Currently the program has 30 farmers in various stages of training. They are given their own plot to grow on, either in Lisbon, Portland or Cape Elizabeth, and sell the food through five urban farm stands, including the Portland Farmers’ Market. Fresh Start Farms also offers a CSA, stocked by the farmers in training, and participates in a dozen other markets in towns such as Damariscotta, Norway and Kennebunk. They even have a mobile farm stand in Portland where vegetables can be purchased off the back of a bicycle-pulled cart.
The goal, according to Ungier, is for the farmers to use the program for five years and work up to where they can earn about $20,000 on their own bit of land. Once they graduate, participants can acquire their own leases and farm names – all with NASAP assistance.
The Somalis have their own language, and many of the Bantu people speak it, but some also speak regional dialects dating back to their ancestral homes in southern Africa. This makes for a tricky situation; in order to educate the refugees, NASAP had to first find a way simply to communicate with them.
In 2008 they found their answer – the energetic Hussein Muktar. Muktar started as a new farmer but quickly became relied on for his skills as an interpreter. He was soon employed by Cultivating Community as NASAP’s outreach coordinator because he speaks fluent English as well as Somali and two dialects, Mai-Mai and Af Maha.
Muktar is a young father of five and an avid farmer. One minute he is turning a wrench on the back of the tractor, the next he is picking up a pair of shoes his kids left in the field.
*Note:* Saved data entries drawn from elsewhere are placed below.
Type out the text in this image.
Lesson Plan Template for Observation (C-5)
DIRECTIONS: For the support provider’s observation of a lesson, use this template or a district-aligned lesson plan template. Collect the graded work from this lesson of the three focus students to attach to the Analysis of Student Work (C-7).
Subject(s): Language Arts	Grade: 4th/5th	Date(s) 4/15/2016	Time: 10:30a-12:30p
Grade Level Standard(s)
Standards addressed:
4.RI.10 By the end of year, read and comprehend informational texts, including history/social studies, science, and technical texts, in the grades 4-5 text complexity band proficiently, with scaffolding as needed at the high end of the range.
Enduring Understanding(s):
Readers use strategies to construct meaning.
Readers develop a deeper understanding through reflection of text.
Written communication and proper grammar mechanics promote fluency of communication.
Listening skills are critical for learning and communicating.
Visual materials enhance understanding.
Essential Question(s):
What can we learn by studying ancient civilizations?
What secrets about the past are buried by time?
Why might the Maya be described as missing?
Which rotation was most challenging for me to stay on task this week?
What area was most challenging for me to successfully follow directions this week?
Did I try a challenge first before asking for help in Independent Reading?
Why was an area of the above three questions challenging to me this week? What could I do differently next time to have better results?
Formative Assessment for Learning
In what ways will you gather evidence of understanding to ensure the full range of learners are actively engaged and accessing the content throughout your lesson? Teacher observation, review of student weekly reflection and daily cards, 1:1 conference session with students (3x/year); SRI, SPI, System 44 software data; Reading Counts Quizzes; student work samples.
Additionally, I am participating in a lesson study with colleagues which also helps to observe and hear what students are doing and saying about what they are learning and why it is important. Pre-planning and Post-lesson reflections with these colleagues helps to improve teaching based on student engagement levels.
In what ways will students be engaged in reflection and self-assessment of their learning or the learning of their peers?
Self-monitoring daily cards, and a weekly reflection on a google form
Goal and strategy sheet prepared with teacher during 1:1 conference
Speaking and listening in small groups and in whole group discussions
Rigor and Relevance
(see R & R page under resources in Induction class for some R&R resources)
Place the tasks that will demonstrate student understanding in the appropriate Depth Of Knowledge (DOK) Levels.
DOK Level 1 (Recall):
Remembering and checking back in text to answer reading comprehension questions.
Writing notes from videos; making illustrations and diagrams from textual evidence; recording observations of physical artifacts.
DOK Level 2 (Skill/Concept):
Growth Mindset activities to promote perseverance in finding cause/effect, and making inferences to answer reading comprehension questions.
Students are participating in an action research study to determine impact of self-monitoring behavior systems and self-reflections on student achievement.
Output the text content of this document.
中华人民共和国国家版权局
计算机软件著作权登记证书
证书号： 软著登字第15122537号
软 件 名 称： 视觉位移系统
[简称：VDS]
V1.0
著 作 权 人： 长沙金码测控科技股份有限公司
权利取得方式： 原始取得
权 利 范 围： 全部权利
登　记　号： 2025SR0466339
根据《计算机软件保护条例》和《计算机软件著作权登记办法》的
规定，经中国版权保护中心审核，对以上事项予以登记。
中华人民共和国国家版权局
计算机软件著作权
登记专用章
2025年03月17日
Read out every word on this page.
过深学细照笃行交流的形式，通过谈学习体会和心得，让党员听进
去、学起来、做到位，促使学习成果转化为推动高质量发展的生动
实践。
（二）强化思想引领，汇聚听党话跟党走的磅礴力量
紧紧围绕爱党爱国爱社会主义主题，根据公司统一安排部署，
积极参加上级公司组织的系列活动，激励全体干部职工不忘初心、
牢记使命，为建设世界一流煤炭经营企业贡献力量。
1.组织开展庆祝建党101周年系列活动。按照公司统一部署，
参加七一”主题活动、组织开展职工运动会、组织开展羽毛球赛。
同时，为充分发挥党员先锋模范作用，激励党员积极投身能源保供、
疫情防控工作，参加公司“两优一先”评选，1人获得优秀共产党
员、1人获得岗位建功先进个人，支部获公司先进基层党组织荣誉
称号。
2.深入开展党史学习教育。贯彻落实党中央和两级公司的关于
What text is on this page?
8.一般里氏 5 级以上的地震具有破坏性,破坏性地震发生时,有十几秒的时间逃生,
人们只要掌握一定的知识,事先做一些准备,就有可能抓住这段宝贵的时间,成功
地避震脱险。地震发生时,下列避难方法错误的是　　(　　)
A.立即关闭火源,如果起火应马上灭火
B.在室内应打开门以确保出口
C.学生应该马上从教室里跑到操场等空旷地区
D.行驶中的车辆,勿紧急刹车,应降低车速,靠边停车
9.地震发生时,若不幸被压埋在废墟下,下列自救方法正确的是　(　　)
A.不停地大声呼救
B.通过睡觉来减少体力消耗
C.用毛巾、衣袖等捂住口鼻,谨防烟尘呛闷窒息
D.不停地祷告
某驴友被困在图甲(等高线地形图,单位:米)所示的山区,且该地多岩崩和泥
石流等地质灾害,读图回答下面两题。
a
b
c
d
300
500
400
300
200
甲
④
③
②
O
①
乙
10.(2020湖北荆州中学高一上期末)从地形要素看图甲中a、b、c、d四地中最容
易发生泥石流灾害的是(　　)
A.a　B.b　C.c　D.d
Two minutes later he appears in a packing shed, elbow deep in a carrot water-bath.
“I just love it; I want to farm my whole life,” Muktar says.
This sentiment is shared not only by the farmers in training but apparently by Black and African American farmers all across Maine. The United States Department of Agriculture’s 2007-2012 Agriculture Census says that Black- and African American-operated farms increased here by 400 percent (from 17 to 68), while the number of farms operated by white Americans grew by only half a percent (a net gain of four new farms). Of course this takes into account the many retiring farmers; still, if not for the net increase in Black- and African American-operated farms, our state would have seen a reduction in the total number of operating farms.
Farming allows Muktar to care for his family while generating an income. This is hugely important to the refugees, as it means they can go to work without worrying about where their families will stay in the cities where they live. The other benefit, according to Seynab Ali, is the food.
“My son, he comes over and he says he can’t smell the food in America,” she says. “But when I cook for him, he can smell the food.”
Being able to grow the comfort foods of her homeland means everything to her. It provides her with a direct connection to the place and the land where she was born and raised. It feeds her family.
She has a cellphone now and uses it to talk to her family. She drives a minivan, too, helping to bus the farmers from Lewiston to Lisbon. Some of her memories sound more like nightmares, so connecting to them through farming seems like the last thing she would want to do. But that would be making the assumption that she connects the trauma of the Somalian civil wars with her life as a farmer.
She does not; they do not. For the refugees, farming the fields in Lisbon isn’t about wrack and ruin and escape – you can’t spot any of that in their faces. All you can see are smiles, great big smiles, and hands happy to do the work of New American Farmers.